– Je t’aime ! murmura-t-il, la bouche dans ses cheveux. Tu ne sauras jamais à quel point je t’aime...
– Pourquoi ne le saurai-je jamais ? Ne pourras-tu pas me le prouver durant toutes ces années que nous avons à vivre ensemble ?
– Savons-nous seulement si nous avons des années devant nous ? Je vais partir, te laisser puisque je ne peux t’emporter avec moi.
– Après tout, pourquoi ne le peux-tu pas ?
– Tu le sais bien. On n’emmène pas une femme à la guerre.
– Elle saurait peut-être s’y comporter au point de t’en étonner ? Pour te suivre, pour être auprès de toi sans cesse, je crois que j’accepterais bien des dangers.
– Ai-je donc épousé une jeune lionne ? fit-il en l’embrassant. Tu ne fais qu’aviver mes regrets, mon cœur, ma fleur... mon doux amour. Mais tu dois rester... ne fût-ce que pour ne pas mettre ton père en danger. On dit que la rancune du magnifique Lorenzo peut être d’autant plus redoutable qu’il a moins de droits légaux d’exercer le pouvoir. Et je n’ai guère de doute sur ses sentiments envers mon duc. S’il apprenait, maintenant, que ton père t’a donnée à moi sans même lui demander son avis, les conséquences, si j’ai bien jugé l’homme, pourraient être... désagréables pour vous deux.
– Je t’attendrai donc, soupira Fiora, mais ne durera-t-elle qu’une semaine, elle me sera longue cette attente... Dois-tu vraiment partir au matin ? ...
– Je ne peux pas faire autrement...
– Alors, il ne faut pas perdre une minute de cette nuit que le destin nous accorde. Aime-moi ! Philippe, aime-moi encore et encore afin que je puisse vivre de souvenirs durant tous ces jours et toutes ces nuits que je vais passer sans toi.
Philippe n’attendait que cette prière car le désir s’était déjà réveillé en lui mais il craignait, en lui donnant libre cours, d’effrayer et peut-être de blesser cette enfant qui s’était abandonnée à lui avec tant de confiance. Néanmoins, il s’écarta un peu.
– Il ne faut pas aller trop vite, ma douce... Tu es si jeune, si neuve... J’ai si peur de te faire mal !
– Tu ne pourras jamais me faire mal puisque c’est moi qui t’appelle. C’est si doux d’être à toi...
Il la regarda, ébloui, émerveillé... La veilleuse sculptait son corps d’ombres tendres, dorait les rondeurs exquises de sa poitrine, glissait un rayon vers le double fuseau des cuisses à la fois rondes et fines. D’une main, il releva vers lui le beau visage si pur dont les lèvres s’entrouvraient, s’offraient tandis que défaillaient déjà les larges prunelles claires.

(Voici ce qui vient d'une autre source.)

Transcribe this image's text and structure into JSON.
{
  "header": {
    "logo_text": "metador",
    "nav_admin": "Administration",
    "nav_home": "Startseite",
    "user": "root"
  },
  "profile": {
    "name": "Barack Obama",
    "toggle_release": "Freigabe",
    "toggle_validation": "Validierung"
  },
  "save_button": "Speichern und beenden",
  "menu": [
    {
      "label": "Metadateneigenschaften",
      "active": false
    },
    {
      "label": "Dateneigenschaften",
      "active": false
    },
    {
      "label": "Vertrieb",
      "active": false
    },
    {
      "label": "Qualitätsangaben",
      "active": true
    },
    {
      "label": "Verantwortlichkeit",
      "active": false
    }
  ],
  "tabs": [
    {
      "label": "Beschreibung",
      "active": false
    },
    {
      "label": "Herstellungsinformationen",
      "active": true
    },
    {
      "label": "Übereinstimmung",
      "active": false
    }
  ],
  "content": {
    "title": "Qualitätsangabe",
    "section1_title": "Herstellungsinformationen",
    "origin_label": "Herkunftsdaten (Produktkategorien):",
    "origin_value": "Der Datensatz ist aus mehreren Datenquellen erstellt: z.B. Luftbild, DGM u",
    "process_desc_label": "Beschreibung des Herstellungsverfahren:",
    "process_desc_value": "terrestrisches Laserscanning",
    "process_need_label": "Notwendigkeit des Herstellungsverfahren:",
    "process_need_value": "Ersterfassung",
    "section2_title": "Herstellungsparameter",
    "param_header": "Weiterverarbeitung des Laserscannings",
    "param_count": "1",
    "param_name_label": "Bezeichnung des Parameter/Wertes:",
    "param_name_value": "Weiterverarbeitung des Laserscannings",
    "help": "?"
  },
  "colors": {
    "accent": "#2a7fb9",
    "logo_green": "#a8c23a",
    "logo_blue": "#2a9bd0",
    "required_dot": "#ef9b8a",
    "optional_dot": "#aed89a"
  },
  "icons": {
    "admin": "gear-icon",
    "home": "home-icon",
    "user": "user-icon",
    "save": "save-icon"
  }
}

Jamais pareille beauté ne lui avait été donnée et son cœur se serra en pensant qu’elle allait s’épanouir encore loin de ses yeux :
– Tu le veux ? demanda-t-il d’une voix qui s’enrouait. Tu le veux vraiment ? ...
Alors, le rire de Fiora éclata en cascades joyeuses, enfantines et cependant troublantes :
– Bien sûr que je le veux ! Platon dit qu’il est bon de répéter deux ou trois fois les belles choses !
La stupeur le laissa sans voix. Platon était, certes, la dernière personne dont il attendait l’intrusion dans son lit nuptial. Mais comment imaginer que cette adorable fille, tout juste sortie de l’enfance, soit nourrie de philosophie grecque ? Sa culture à lui n’allait pas au-delà des Commentaires de César et il se sentit un peu vexé...
– Et qu’est-ce que Platon dit de l’amour ? dit-il, tandis que ses doigts recommençaient à glisser sur la peau douce.
– Il... il n’en parle guère, haleta Fiora tandis que son regard se noyait... Mais il dit : ... « Donne, et tu recevras ! » Je... je me donne à toi pour toujours ! Et je te veux à moi, tout entier...
Alors il s’empara d’elle, brutalement, comme il eût fait d’une fille dans une ville conquise. Elle cria sous lui et il étouffa ses cris. Il sentit des larmes couler sur son visage et comprit qu’il lui faisait mal mais il en éprouva une joie mauvaise doublée de la pensée terrible que cette fille née d’un inceste et nourrie d’une philosophie hérétique n’était peut-être, après tout, qu’une envoyée du diable. Il eut envie de la tuer, pour se libérer des chaînes qu’insensiblement elle tissait autour de son âme. Déjà ses mains s’attachaient autour du cou fragile ; il allait même le serrer quand elle ouvrit tout grand ses immenses yeux couleur de nuages que les larmes faisaient étinceler et tendit vers son baiser ses lèvres gonflées...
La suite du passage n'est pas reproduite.